|
No proszę, chwile tylko mnie nie ma i już zadyma...
Już wyjaśniam – nie było i nie ma żadnych licencji na okaziciela. Również dla firmy Hurch dla której takowe licencje Pan Krzysztof Więcław chciał kupić dwa tygodnie temu. Owszem firma sprowadzająca Francuzów wykupiła 20 rocznych ale leżą one w okręgowym sejfie i nikt z nich nie korzysta. WSZYSCY Francuzi wykupują dniówki (w tym roku nawet niektórzy w ciągu jednego dnia na OS i poniżej). Okręg podpisał stosowną umowę ale nie mam dyspozycji aby szczegółowo ujawniać jej treść.
Co do mieszkania w Sieniawie. Owszem zostało przekazane do Krosna 1.01.1998 ale wcześniej przekazane decyzją do Rzeszowa. Zapewne nawet Panu Leszkowi trudno będzie wytłumaczyć dlaczego Rzeszów wziął mieszkanie a nie ośrodek zarybieniowy? Nie wiedzieli, że w Krośnie większą popularnością cieszą się ośrodki niż mieszkania? Siedzimy cicho gdyż do zasiedzenia brakuje nam miesięcy bo prawa własności do mieszkania nie mamy. Jak ktoś z gminy przeczyta to i mieć nie będziemy. Z mieszkaniem to tylko kłopot. Jak stało puste to sąsiedzi się skarżyli, że ściany w zimie przemarzają i budynek niszczeje. Stanicy robić nie będziemy bo nawet Rzeszów sprzedaje piękny obiekt tego typu w Wilczej Woli. Najlepiej uwłaszczyć się i... sprzedać. Bo trudno inaczej wyobrazić sobie aby każdy z członków okręgu coś na tym skorzystał no chyba że damy każdemu członkowi okręgu zamieszkać po jednym dniu ale wtedy wyjdzie jakieś 19 lat razem do kupy. Więcej na ten temat ani inny podejmowany przez Pana Leszka wypowiadać się nie będę – jak Krosno marnotrawi składki to skandal a jak się pisze z państwowego komputera w czasie pracy to jest OK. Informuje tylko że okręg wystąpi do rzecznika dyscyplinarnego PZW w Rzeszowie o ukaranie za działania na szkodę Okręgu Krosno.
Wypowiedź Witka Garbuśnego jest żałosna i nie będę jej komentował.
I na koniec abyście nie mówili, że czegoś unikam.

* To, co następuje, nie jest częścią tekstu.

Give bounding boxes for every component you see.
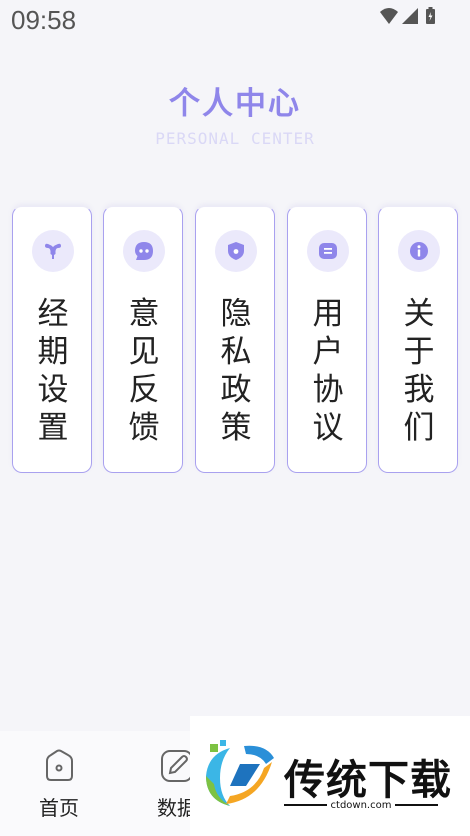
card-label: 用户协议 (312, 296, 344, 446)
watermark-logo-icon (206, 740, 274, 806)
card-label: 关于我们 (403, 296, 435, 446)
menu-card-period-settings[interactable]: 经期设置 (12, 206, 92, 473)
watermark-brand: 传统下载 (284, 756, 452, 804)
uterus-icon (32, 230, 74, 272)
card-label: 隐私政策 (220, 296, 252, 446)
home-icon (46, 749, 73, 781)
wifi-icon (380, 8, 398, 24)
info-icon (398, 230, 440, 272)
card-label: 经期设置 (37, 296, 69, 446)
menu-card-user-agreement[interactable]: 用户协议 (287, 206, 367, 473)
card-label: 意见反馈 (128, 296, 160, 446)
nav-item-home[interactable]: 首页 (0, 731, 118, 836)
title-block: 个人中心 PERSONAL CENTER (0, 78, 470, 148)
signal-icon (402, 8, 418, 24)
status-time: 09:58 (11, 5, 77, 35)
menu-card-feedback[interactable]: 意见反馈 (103, 206, 183, 473)
menu-card-about-us[interactable]: 关于我们 (378, 206, 458, 473)
status-icons (380, 7, 435, 24)
document-icon (307, 230, 349, 272)
battery-icon (426, 7, 435, 24)
status-bar: 09:58 (0, 0, 470, 42)
page-title: 个人中心 (169, 86, 301, 122)
watermark-url: ctdown.com (284, 800, 438, 811)
nav-label-home: 首页 (39, 796, 79, 820)
menu-card-privacy-policy[interactable]: 隐私政策 (195, 206, 275, 473)
watermark: 传统下载 ctdown.com (190, 716, 470, 836)
page-subtitle: PERSONAL CENTER (155, 129, 315, 148)
chat-icon (123, 230, 165, 272)
shield-icon (215, 230, 257, 272)
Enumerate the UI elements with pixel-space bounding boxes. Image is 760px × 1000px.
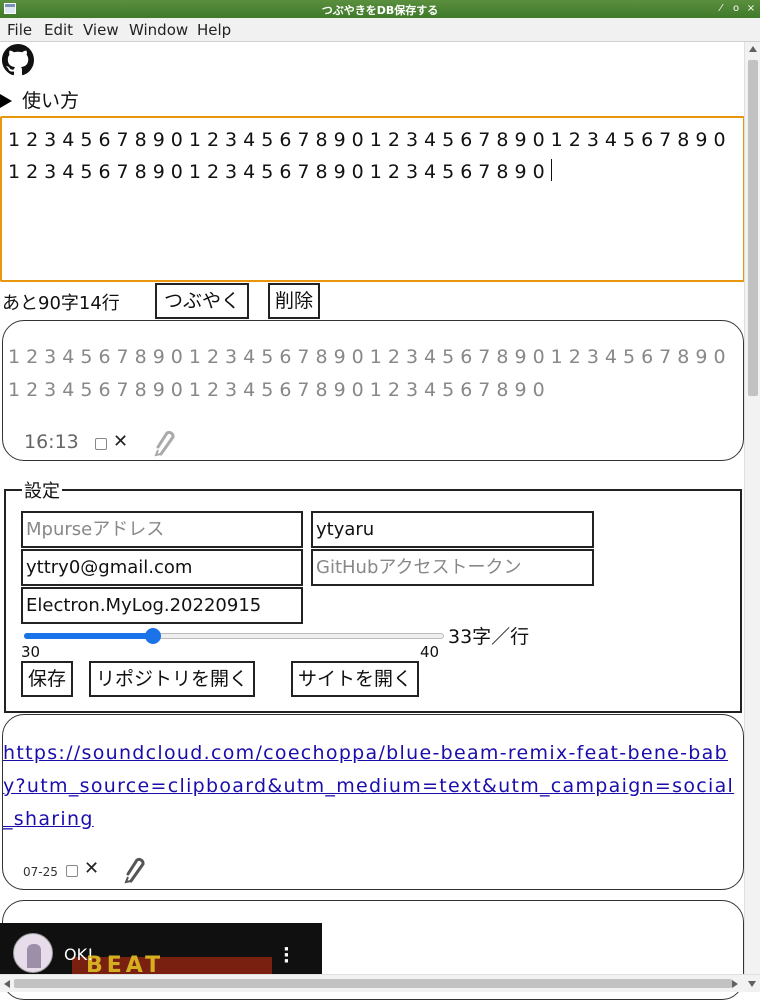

Od południa do wtorku nie będę znów miał dostępu do komputera. W sobotę robimy tarło potokowca a w niedzielę i poniedziałek jadę po ikrę łososia do Gdańska.
Pozdrawiam
Piotr Konieczny
PS
Dziękuję za wszystkie ciepłe słowa. Oczywiście w działalności nie da się uniknąć błędów ale wierzcie mi nasze błędy nigdy nie maja charakteru celowego działania. W okręgu ciężko pracyjemy, zwłaszcza ostatnie tygodnie to nieustanne odłowy, zarybienia przeplatane tarłem potokowca. Ale i wyniki sa imponujące - na wczoraj 3,4 mln ikry potoka.